This could be a document created by the a pipeline with the preprocessor and GUTime and where the original document had an existing TIMEX3 tag. Assume for now that GUTime has the ability to import existing tags (it hasn't, but importing tags is a feature that was recently added to Evita). Also assume that GUTime erroneously assigns DCT status to two different TIMEX3 tags. So we have the following DCTs:

| DCT source                  | values            |
| --------------------------- | ----------------- |
| metadata in the SourceDoc   | 20170403          |
| source_tags                 | 20170403          |
| tarsqi_tags                 | 20170403 20170404 |

With this input, DCT moderation will decide to take 20170403 as the DCT, but also write a warning because there are two different values suggested for the DCT.


## Discussion

The above design was in part to deal with some issues that older code presented. There have always been several spots where a DCT could show up, but there never was a way to decide which one would be taken as **the** DCT. It was felt that there was a need to sync the value in the metadata and values that may come from the traditional TimeML way of representing DTCs.

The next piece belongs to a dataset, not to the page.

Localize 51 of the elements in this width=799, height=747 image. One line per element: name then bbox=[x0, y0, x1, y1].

There was also a need to add the option to hand in a DCT, which further stressed the need for a principled approach. The moderation code resolves these issues. We do not require the values to be in sync, but we do have a mechanism to pick one, and we do warn the user if there was a conflict.

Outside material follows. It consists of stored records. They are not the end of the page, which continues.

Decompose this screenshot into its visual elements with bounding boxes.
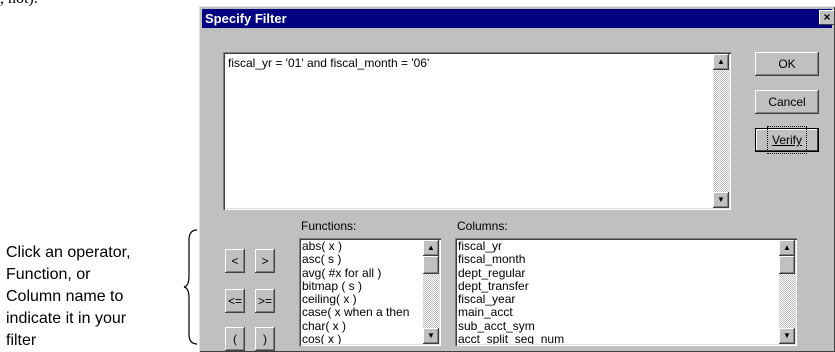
list-item[interactable]: fiscal_yr — [458, 240, 777, 253]
ok-button[interactable]: OK — [755, 52, 819, 76]
scroll-down-arrow-icon[interactable]: ▼ — [423, 328, 439, 344]
callout-line: Function, or — [6, 266, 91, 283]
columns-list-items: fiscal_yr fiscal_month dept_regular dept… — [458, 240, 777, 344]
list-item[interactable]: case( x when a then — [302, 306, 421, 320]
filter-expression-textarea[interactable]: fiscal_yr = '01' and fiscal_month = '06'… — [223, 52, 731, 210]
less-equal-button[interactable]: <= — [225, 289, 245, 313]
page-text-fragment: , not). — [0, 0, 38, 8]
specify-filter-dialog: Specify Filter × fiscal_yr = '01' and fi… — [199, 6, 835, 352]
list-item[interactable]: sub_acct_sym — [458, 319, 777, 333]
filter-expression-text: fiscal_yr = '01' and fiscal_month = '06' — [228, 56, 430, 70]
list-item[interactable]: main_acct — [458, 306, 777, 320]
greater-equal-button[interactable]: >= — [255, 289, 275, 313]
dialog-titlebar: Specify Filter × — [202, 9, 835, 28]
callout-line: Click an operator, — [6, 244, 131, 261]
list-item[interactable]: abs( x ) — [302, 240, 421, 253]
cancel-button[interactable]: Cancel — [755, 90, 819, 114]
scroll-down-arrow-icon[interactable]: ▼ — [713, 192, 729, 208]
callout-line: Column name to — [6, 288, 124, 305]
list-item[interactable]: cos( x ) — [302, 332, 421, 344]
callout-text: Click an operator, Function, or Column n… — [6, 242, 131, 352]
callout-line: filter — [6, 332, 37, 349]
list-item[interactable]: bitmap ( s ) — [302, 279, 421, 293]
greater-than-button[interactable]: > — [255, 249, 275, 273]
scroll-up-arrow-icon[interactable]: ▲ — [779, 240, 795, 256]
scroll-up-arrow-icon[interactable]: ▲ — [713, 54, 729, 70]
filter-scrollbar[interactable]: ▲ ▼ — [713, 54, 729, 208]
columns-label: Columns: — [457, 219, 508, 233]
functions-list-items: abs( x ) asc( s ) avg( #x for all ) bitm… — [302, 240, 421, 344]
list-item[interactable]: dept_regular — [458, 266, 777, 280]
dialog-title: Specify Filter — [205, 11, 287, 26]
curly-brace-icon — [183, 229, 198, 345]
list-item[interactable]: char( x ) — [302, 319, 421, 333]
list-item[interactable]: acct_split_seq_num — [458, 332, 777, 344]
scroll-thumb[interactable] — [779, 256, 795, 274]
functions-list[interactable]: abs( x ) asc( s ) avg( #x for all ) bitm… — [299, 238, 441, 346]
columns-list[interactable]: fiscal_yr fiscal_month dept_regular dept… — [455, 238, 797, 346]
list-item[interactable]: ceiling( x ) — [302, 292, 421, 306]
scroll-thumb[interactable] — [423, 256, 439, 274]
list-item[interactable]: asc( s ) — [302, 252, 421, 266]
open-paren-button[interactable]: ( — [225, 327, 245, 351]
verify-button[interactable]: Verify — [755, 126, 819, 154]
functions-scrollbar[interactable]: ▲ ▼ — [423, 240, 439, 344]
list-item[interactable]: avg( #x for all ) — [302, 266, 421, 280]
scroll-down-arrow-icon[interactable]: ▼ — [779, 328, 795, 344]
list-item[interactable]: fiscal_year — [458, 292, 777, 306]
list-item[interactable]: fiscal_month — [458, 252, 777, 266]
functions-label: Functions: — [301, 219, 357, 233]
close-button[interactable]: × — [819, 10, 835, 25]
list-item[interactable]: dept_transfer — [458, 279, 777, 293]
less-than-button[interactable]: < — [225, 249, 245, 273]
close-paren-button[interactable]: ) — [255, 327, 275, 351]
columns-scrollbar[interactable]: ▲ ▼ — [779, 240, 795, 344]
callout-line: indicate it in your — [6, 310, 127, 327]
scroll-up-arrow-icon[interactable]: ▲ — [423, 240, 439, 256]
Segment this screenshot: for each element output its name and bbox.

A not yet resolved question is whether the DCT should be added as an empty TIMEX3 tag to the document's TagRepository in case no existing TIMEX3 tag expresses the DCT. At first we said no way. But it turns out that Blinker tries to generate TLINKs between TIMEX3 tags including the DCT. Which would be hard to do with the DCT just inside the metadata. Also, the classifier should probably also try to add links from events to the DCT, and we can only do that if there is a Timex tag with an identifier. So we probably should add a non-consuming tag with id="t0" in case there is no DCT Timex or add the `functionInDocument` attribute if we find a Timex with the same value as the DCT (adding it for just one or perhaps for all Timexes with the dct value).